Anyways, happy to be here!


----------



## hdk132 (Mar 18, 2009)

Welcome! It's great that you have gotten into classical music. Bach is a great place to start. Make sure you listen to his Magnificat (in D) and his 6 Cello Suites. From Bach you might try going into Hayden or Mozart. IMO Bach is pretty unique, and yes he is late baroque. Hayden is early classical and Mozart is mid classical so they are logical steps. Hayden wrote an unbelievable number of symphonies, I'm not going to try to reccomend any, but his chamber music is pretty good too (trios and quartets). For Mozart, check his piano phantasies and his symphonies (No. 40 perhaps). 

The ornamentation you hear is just baroque style, earlier composers such as Corelli are actually going to have more because the 2nd time through a passage the musitian is expected to improvise around the melody. I fully support your dislike of Vivaldi . Stay away from Teleman too. You may like Handel, I never developed a taste for him myself but he does have some good stuff.

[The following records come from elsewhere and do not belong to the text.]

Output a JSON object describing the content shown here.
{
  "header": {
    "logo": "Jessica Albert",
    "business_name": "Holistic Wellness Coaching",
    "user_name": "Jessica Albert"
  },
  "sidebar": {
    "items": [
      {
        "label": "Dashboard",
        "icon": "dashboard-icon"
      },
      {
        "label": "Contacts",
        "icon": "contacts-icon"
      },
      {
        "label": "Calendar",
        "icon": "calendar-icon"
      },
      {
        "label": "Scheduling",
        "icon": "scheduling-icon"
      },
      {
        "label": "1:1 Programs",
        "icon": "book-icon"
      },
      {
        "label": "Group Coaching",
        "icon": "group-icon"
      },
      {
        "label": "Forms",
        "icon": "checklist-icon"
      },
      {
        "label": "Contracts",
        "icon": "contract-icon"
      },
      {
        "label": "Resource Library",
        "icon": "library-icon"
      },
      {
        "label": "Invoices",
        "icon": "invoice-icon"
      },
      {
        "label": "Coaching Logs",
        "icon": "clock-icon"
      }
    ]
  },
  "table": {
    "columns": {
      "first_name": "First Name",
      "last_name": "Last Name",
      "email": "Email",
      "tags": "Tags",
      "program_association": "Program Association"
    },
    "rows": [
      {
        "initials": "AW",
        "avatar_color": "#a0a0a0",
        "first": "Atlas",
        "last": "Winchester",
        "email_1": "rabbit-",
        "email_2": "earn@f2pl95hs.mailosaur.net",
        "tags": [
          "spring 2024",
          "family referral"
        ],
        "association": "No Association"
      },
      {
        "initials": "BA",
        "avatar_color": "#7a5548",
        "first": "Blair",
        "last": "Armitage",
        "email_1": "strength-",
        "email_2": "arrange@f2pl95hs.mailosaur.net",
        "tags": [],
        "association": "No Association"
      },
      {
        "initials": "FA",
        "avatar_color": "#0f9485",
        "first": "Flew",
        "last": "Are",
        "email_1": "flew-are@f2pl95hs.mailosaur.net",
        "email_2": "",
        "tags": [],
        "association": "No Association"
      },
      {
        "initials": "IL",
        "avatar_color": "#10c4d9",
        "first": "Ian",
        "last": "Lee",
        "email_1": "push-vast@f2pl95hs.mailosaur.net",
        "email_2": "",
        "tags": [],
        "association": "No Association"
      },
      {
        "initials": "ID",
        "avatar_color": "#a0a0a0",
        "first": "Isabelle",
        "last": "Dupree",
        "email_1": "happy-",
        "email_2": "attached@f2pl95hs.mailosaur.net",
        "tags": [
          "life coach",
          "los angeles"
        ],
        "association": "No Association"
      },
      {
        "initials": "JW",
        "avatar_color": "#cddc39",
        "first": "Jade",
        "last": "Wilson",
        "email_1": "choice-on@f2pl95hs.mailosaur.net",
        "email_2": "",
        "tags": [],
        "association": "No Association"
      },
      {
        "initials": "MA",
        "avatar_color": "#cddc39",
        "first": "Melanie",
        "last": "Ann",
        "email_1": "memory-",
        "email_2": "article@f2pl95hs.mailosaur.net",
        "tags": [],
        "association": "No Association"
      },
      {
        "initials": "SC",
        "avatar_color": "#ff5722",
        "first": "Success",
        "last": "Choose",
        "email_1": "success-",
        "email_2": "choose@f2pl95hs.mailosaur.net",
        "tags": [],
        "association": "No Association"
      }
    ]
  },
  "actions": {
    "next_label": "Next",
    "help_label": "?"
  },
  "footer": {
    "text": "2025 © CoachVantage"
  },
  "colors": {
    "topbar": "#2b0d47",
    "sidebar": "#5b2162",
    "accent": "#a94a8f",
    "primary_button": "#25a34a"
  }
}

You picked up a "complexity" in Bach: that's exactly right, and that is totally unique to Bach. He writes with this extraordinary logical flow in his music. This is particularly evident in any of his fugues and his violin Chicconne (sp?).

Hope this is of help. Have fun in your listening!


----------



## marval (Oct 29, 2007)

Hi Brian,

Welcome to the forum, glad you could join us.


Margaret


----------